Ознакомительная версия. Доступно 20 страниц из 97
– Отчего ж не прочитать, коли хороший человек просит! Очень даже интересно, как мои слова в письменном виде выглядят... Так, это вы очень верно подметили насчет моих необоснованных претензий на дом... А я что? Я ничего. Как суд решил, так и есть. Суд, он наш, народный. Хм, а какое отношение к делу имеют мои слова о Панюшкине? Говорить-то я говорил, что он меня в должности не поднимает, но это так, чтоб разговор как-то начать.
– Вы что, Павел Федорович, побаиваетесь Панюшкина?

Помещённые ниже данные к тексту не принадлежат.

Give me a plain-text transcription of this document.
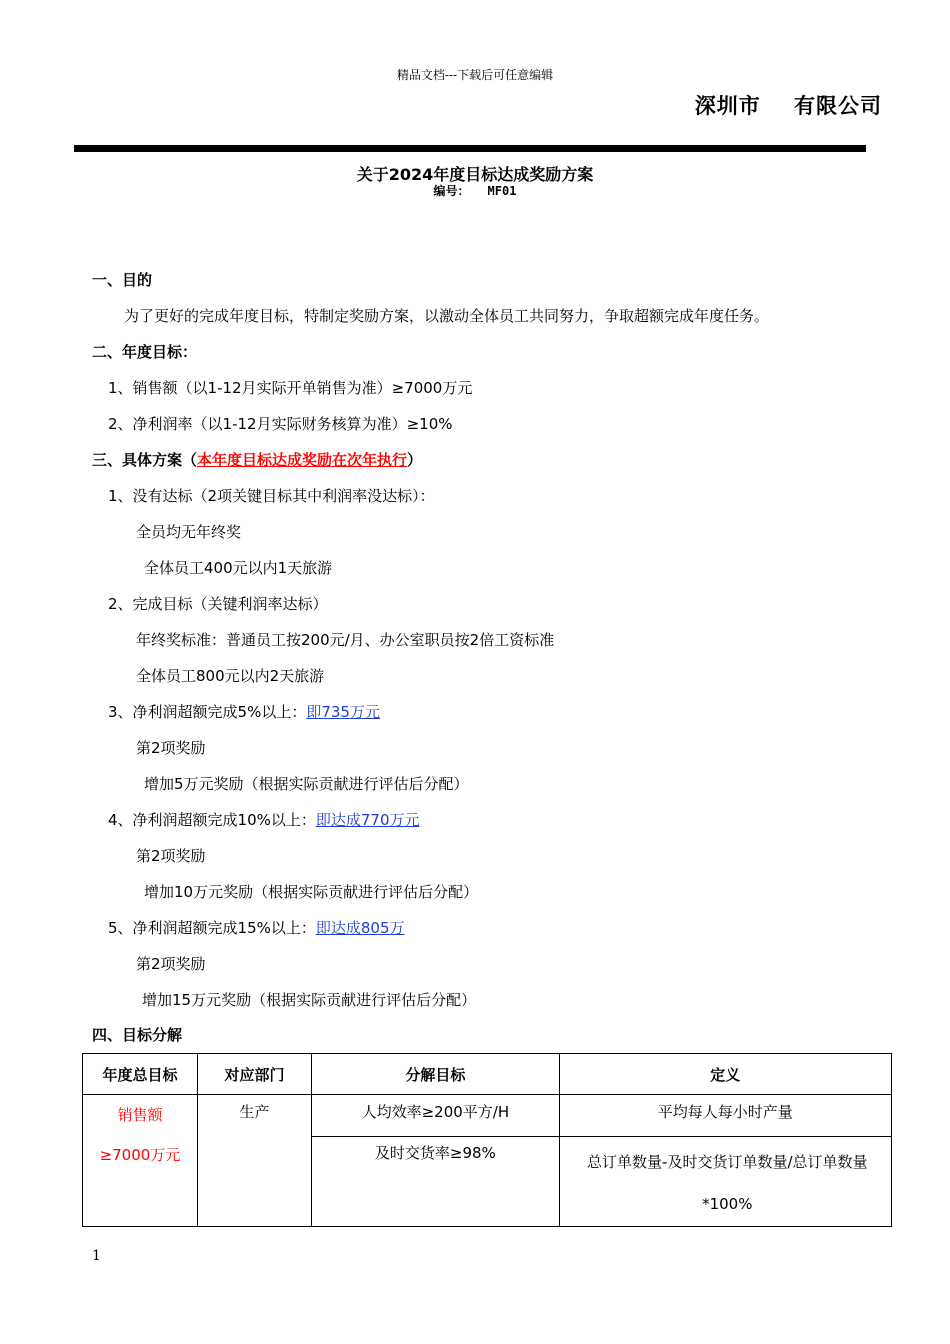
精品文档---下载后可任意编辑
深圳市    有限公司
关于2024年度目标达成奖励方案
编号： MF01
一、目的
为了更好的完成年度目标，特制定奖励方案，以激动全体员工共同努力，争取超额完成年度任务。
二、年度目标：
1、销售额（以1-12月实际开单销售为准）≥7000万元
2、净利润率（以1-12月实际财务核算为准）≥10%
三、具体方案（本年度目标达成奖励在次年执行）
1、没有达标（2项关键目标其中利润率没达标）：
全员均无年终奖
全体员工400元以内1天旅游
2、完成目标（关键利润率达标）
年终奖标准：普通员工按200元/月、办公室职员按2倍工资标准
全体员工800元以内2天旅游
3、净利润超额完成5%以上：即735万元
第2项奖励
增加5万元奖励（根据实际贡献进行评估后分配）
4、净利润超额完成10%以上：即达成770万元
第2项奖励
增加10万元奖励（根据实际贡献进行评估后分配）
5、净利润超额完成15%以上：即达成805万
第2项奖励
增加15万元奖励（根据实际贡献进行评估后分配）
四、目标分解
年度总目标	对应部门	分解目标	定义

销售额
≥7000万元	生产	人均效率≥200平方/H	平均每人每小时产量
		及时交货率≥98%	总订单数量-及时交货订单数量/总订单数量*100%
1
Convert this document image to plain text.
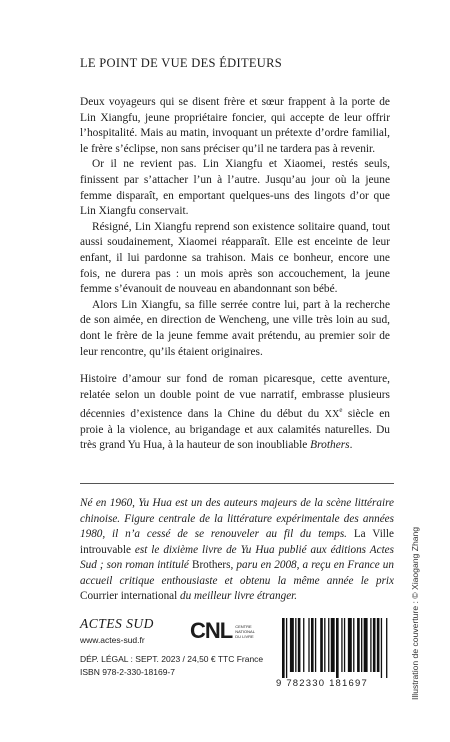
LE POINT DE VUE DES ÉDITEURS

Deux voyageurs qui se disent frère et sœur frappent à la porte de Lin Xiangfu, jeune propriétaire foncier, qui accepte de leur offrir l’hospitalité. Mais au matin, invoquant un prétexte d’ordre familial, le frère s’éclipse, non sans préciser qu’il ne tardera pas à revenir.

Or il ne revient pas. Lin Xiangfu et Xiaomei, restés seuls, finissent par s’attacher l’un à l’autre. Jusqu’au jour où la jeune femme disparaît, en emportant quelques-uns des lingots d’or que Lin Xiangfu conservait.

Résigné, Lin Xiangfu reprend son existence solitaire quand, tout aussi soudainement, Xiaomei réapparaît. Elle est enceinte de leur enfant, il lui pardonne sa trahison. Mais ce bonheur, encore une fois, ne durera pas : un mois après son accouchement, la jeune femme s’évanouit de nouveau en abandonnant son bébé.

Alors Lin Xiangfu, sa fille serrée contre lui, part à la recherche de son aimée, en direction de Wencheng, une ville très loin au sud, dont le frère de la jeune femme avait prétendu, au premier soir de leur rencontre, qu’ils étaient originaires.

Histoire d’amour sur fond de roman picaresque, cette aventure, relatée selon un double point de vue narratif, embrasse plusieurs décennies d’existence dans la Chine du début du XXe siècle en proie à la violence, au brigandage et aux calamités naturelles. Du très grand Yu Hua, à la hauteur de son inoubliable Brothers.

Né en 1960, Yu Hua est un des auteurs majeurs de la scène littéraire chinoise. Figure centrale de la littérature expérimentale des années 1980, il n’a cessé de se renouveler au fil du temps. La Ville introuvable est le dixième livre de Yu Hua publié aux éditions Actes Sud ; son roman intitulé Brothers, paru en 2008, a reçu en France un accueil critique enthousiaste et obtenu la même année le prix Courrier international du meilleur livre étranger.	Illustration de couverture : © Xiaogang Zhang
ACTES SUD
www.actes-sud.fr
DÉP. LÉGAL : SEPT. 2023 / 24,50 € TTC France
ISBN 978-2-330-18169-7
CNL CENTRE
NATIONAL
DU LIVRE
9 782330 181697
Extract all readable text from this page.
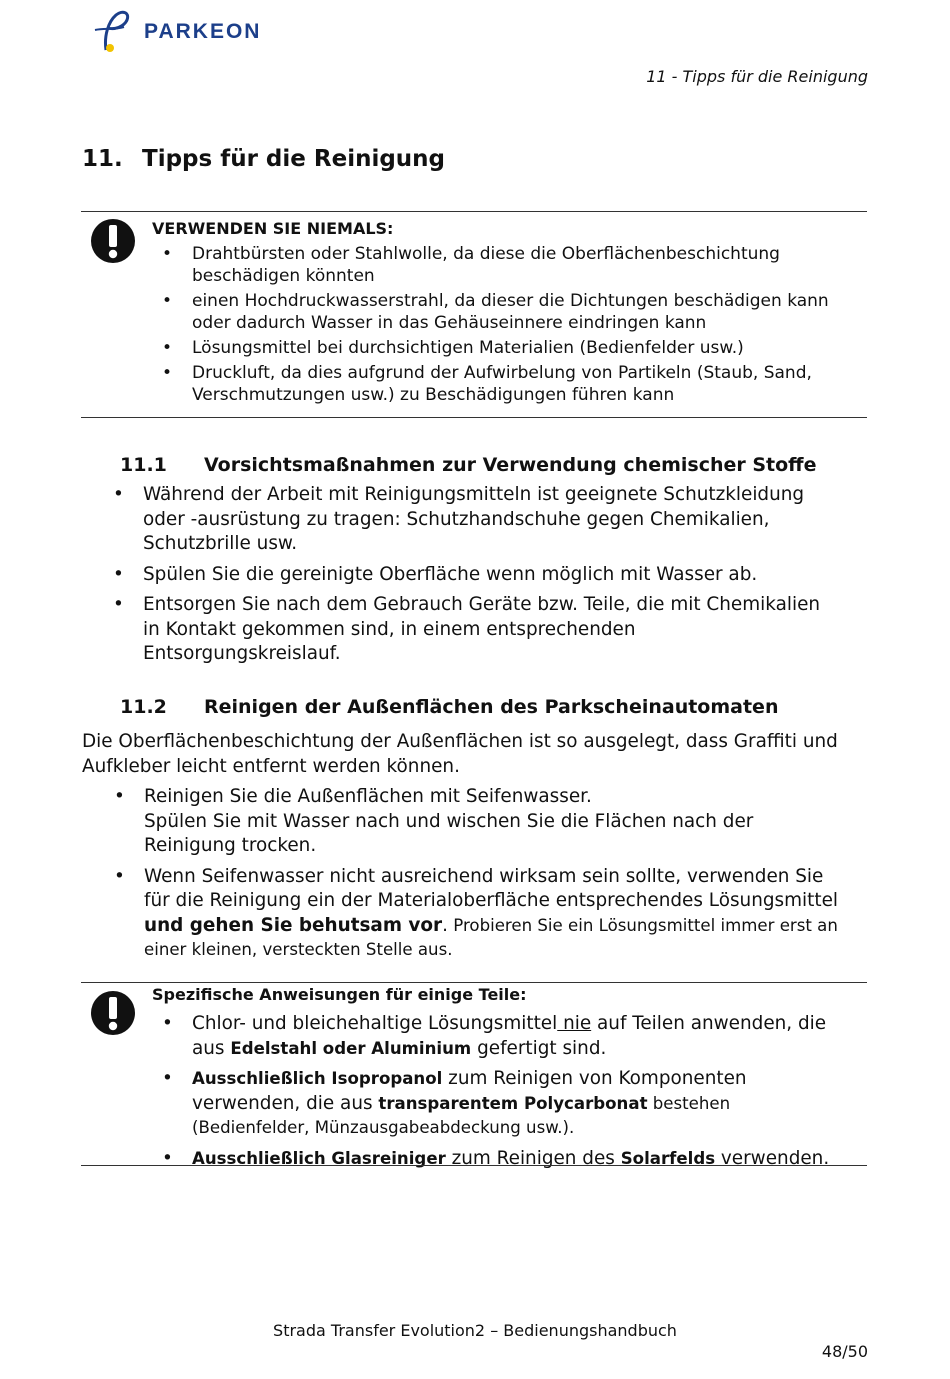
PARKEON
11 - Tipps für die Reinigung
11. Tipps für die Reinigung
VERWENDEN SIE NIEMALS:
• Drahtbürsten oder Stahlwolle, da diese die Oberflächenbeschichtung beschädigen könnten
• einen Hochdruckwasserstrahl, da dieser die Dichtungen beschädigen kann oder dadurch Wasser in das Gehäuseinnere eindringen kann
• Lösungsmittel bei durchsichtigen Materialien (Bedienfelder usw.)
• Druckluft, da dies aufgrund der Aufwirbelung von Partikeln (Staub, Sand, Verschmutzungen usw.) zu Beschädigungen führen kann
11.1 Vorsichtsmaßnahmen zur Verwendung chemischer Stoffe
• Während der Arbeit mit Reinigungsmitteln ist geeignete Schutzkleidung oder -ausrüstung zu tragen: Schutzhandschuhe gegen Chemikalien, Schutzbrille usw.
• Spülen Sie die gereinigte Oberfläche wenn möglich mit Wasser ab.
• Entsorgen Sie nach dem Gebrauch Geräte bzw. Teile, die mit Chemikalien in Kontakt gekommen sind, in einem entsprechenden Entsorgungskreislauf.
11.2 Reinigen der Außenflächen des Parkscheinautomaten

Die Oberflächenbeschichtung der Außenflächen ist so ausgelegt, dass Graffiti und Aufkleber leicht entfernt werden können.

• Reinigen Sie die Außenflächen mit Seifenwasser.
Spülen Sie mit Wasser nach und wischen Sie die Flächen nach der Reinigung trocken.
• Wenn Seifenwasser nicht ausreichend wirksam sein sollte, verwenden Sie für die Reinigung ein der Materialoberfläche entsprechendes Lösungsmittel und gehen Sie behutsam vor. Probieren Sie ein Lösungsmittel immer erst an einer kleinen, versteckten Stelle aus.
Spezifische Anweisungen für einige Teile:
• Chlor- und bleichehaltige Lösungsmittel nie auf Teilen anwenden, die aus Edelstahl oder Aluminium gefertigt sind.
• Ausschließlich Isopropanol zum Reinigen von Komponenten verwenden, die aus transparentem Polycarbonat bestehen (Bedienfelder, Münzausgabeabdeckung usw.).
• Ausschließlich Glasreiniger zum Reinigen des Solarfelds verwenden.
Strada Transfer Evolution2 – Bedienungshandbuch
48/50
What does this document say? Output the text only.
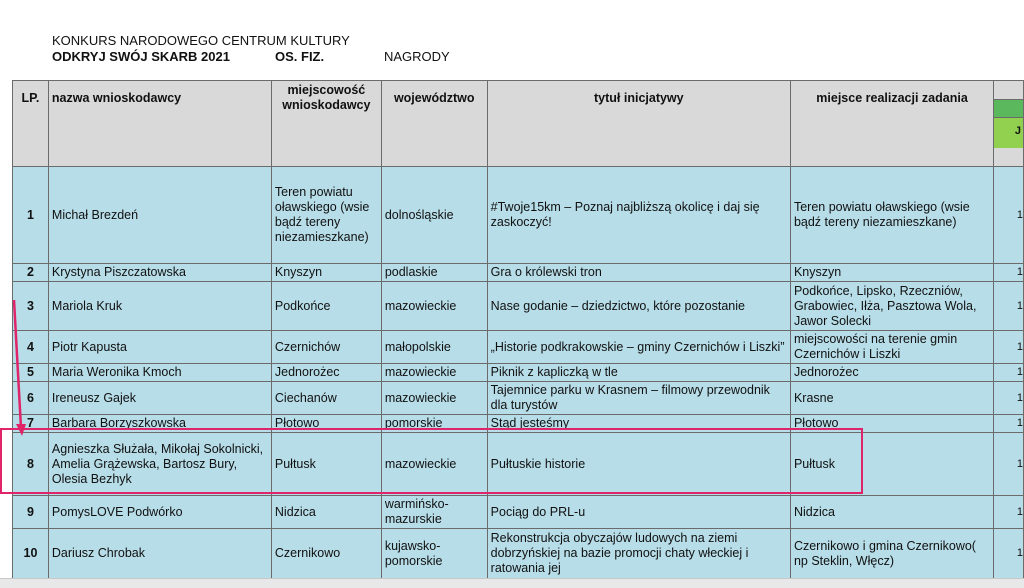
KONKURS NARODOWEGO CENTRUM KULTURY
ODKRYJ SWÓJ SKARB 2021	OS. FIZ.	NAGRODY
LP.	nazwa wnioskodawcy	miejscowość wnioskodawcy	województwo	tytuł inicjatywy	miejsce realizacji zadania	J

1	Michał Brezdeń	Teren powiatu oławskiego (wsie bądź tereny niezamieszkane)	dolnośląskie	#Twoje15km – Poznaj najbliższą okolicę i daj się zaskoczyć!	Teren powiatu oławskiego (wsie bądź tereny niezamieszkane)	1

2	Krystyna Piszczatowska	Knyszyn	podlaskie	Gra o królewski tron	Knyszyn	1

3	Mariola Kruk	Podkońce	mazowieckie	Nase godanie – dziedzictwo, które pozostanie	Podkońce, Lipsko, Rzeczniów, Grabowiec, Iłża, Pasztowa Wola, Jawor Solecki	1

4	Piotr Kapusta	Czernichów	małopolskie	„Historie podkrakowskie – gminy Czernichów i Liszki”	miejscowości na terenie gmin Czernichów i Liszki	1

5	Maria Weronika Kmoch	Jednorożec	mazowieckie	Piknik z kapliczką w tle	Jednorożec	1

6	Ireneusz Gajek	Ciechanów	mazowieckie	Tajemnice parku w Krasnem – filmowy przewodnik dla turystów	Krasne	1

7	Barbara Borzyszkowska	Płotowo	pomorskie	Stąd jesteśmy	Płotowo	1

8	Agnieszka Służała, Mikołaj Sokolnicki, Amelia Grążewska, Bartosz Bury, Olesia Bezhyk	Pułtusk	mazowieckie	Pułtuskie historie	Pułtusk	1

9	PomysLOVE Podwórko	Nidzica	warmińsko-mazurskie	Pociąg do PRL-u	Nidzica	1

10	Dariusz Chrobak	Czernikowo	kujawsko-pomorskie	Rekonstrukcja obyczajów ludowych na ziemi dobrzyńskiej na bazie promocji chaty włeckiej i ratowania jej	Czernikowo i gmina Czernikowo( np Steklin, Włęcz)	1
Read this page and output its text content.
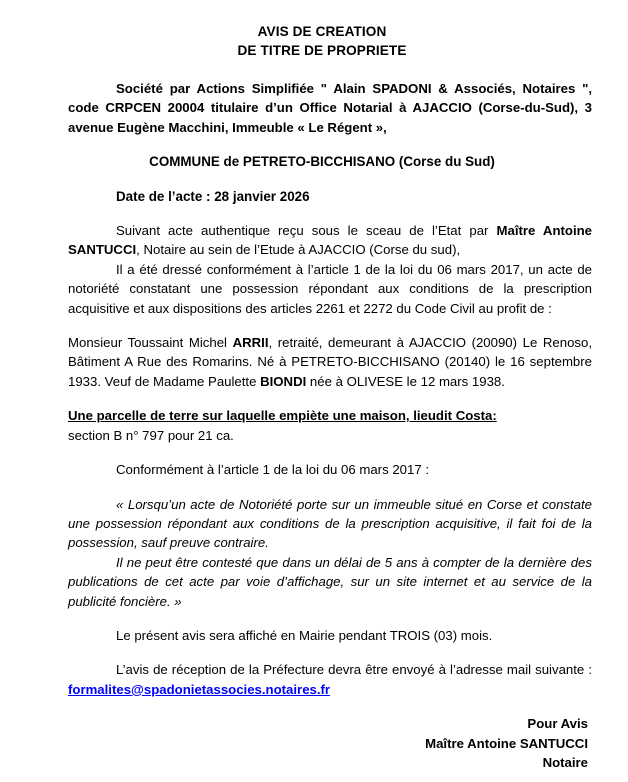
AVIS DE CREATION
DE TITRE DE PROPRIETE

Société par Actions Simplifiée " Alain SPADONI & Associés, Notaires ", code CRPCEN 20004 titulaire d’un Office Notarial à AJACCIO (Corse-du-Sud), 3 avenue Eugène Macchini, Immeuble « Le Régent »,

COMMUNE de PETRETO-BICCHISANO (Corse du Sud)

Date de l’acte : 28 janvier 2026

Suivant acte authentique reçu sous le sceau de l’Etat par Maître Antoine SANTUCCI, Notaire au sein de l’Etude à AJACCIO (Corse du sud),

Il a été dressé conformément à l’article 1 de la loi du 06 mars 2017, un acte de notoriété constatant une possession répondant aux conditions de la prescription acquisitive et aux dispositions des articles 2261 et 2272 du Code Civil au profit de :

Monsieur Toussaint Michel ARRII, retraité, demeurant à AJACCIO (20090) Le Renoso, Bâtiment A Rue des Romarins. Né à PETRETO-BICCHISANO (20140) le 16 septembre 1933. Veuf de Madame Paulette BIONDI née à OLIVESE le 12 mars 1938.

Une parcelle de terre sur laquelle empiète une maison, lieudit Costa:

section B n° 797 pour 21 ca.

Conformément à l’article 1 de la loi du 06 mars 2017 :

« Lorsqu’un acte de Notoriété porte sur un immeuble situé en Corse et constate une possession répondant aux conditions de la prescription acquisitive, il fait foi de la possession, sauf preuve contraire.

Il ne peut être contesté que dans un délai de 5 ans à compter de la dernière des publications de cet acte par voie d’affichage, sur un site internet et au service de la publicité foncière. »

Le présent avis sera affiché en Mairie pendant TROIS (03) mois.

L’avis de réception de la Préfecture devra être envoyé à l’adresse mail suivante : formalites@spadonietassocies.notaires.fr

Pour Avis
Maître Antoine SANTUCCI
Notaire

– Толыса? Это я боюсь Толыса? Слышь, Михалыч, какие вопросы задает товарищ следователь? Послушайте, а между нами, под кого вы яму роете – под Горецкого или Панюшкина? А? Стоп! Не надо отвечать. Я вижу, как у вас в глазах будто табло вспыхнуло: «Вопросы задаю я!» Угадал? На это, товарищ следователь, отвечу вам так... Вы сюда приехали не только задавать вопросы, но и отвечать на них. Мысль мою понимаете? Так что, когда соберете все бумажки в свой портфелик, не забудьте рассказать, что произошло в ту ночь. Всего вам хорошего. Желаю успеха. Пока, Михалыч!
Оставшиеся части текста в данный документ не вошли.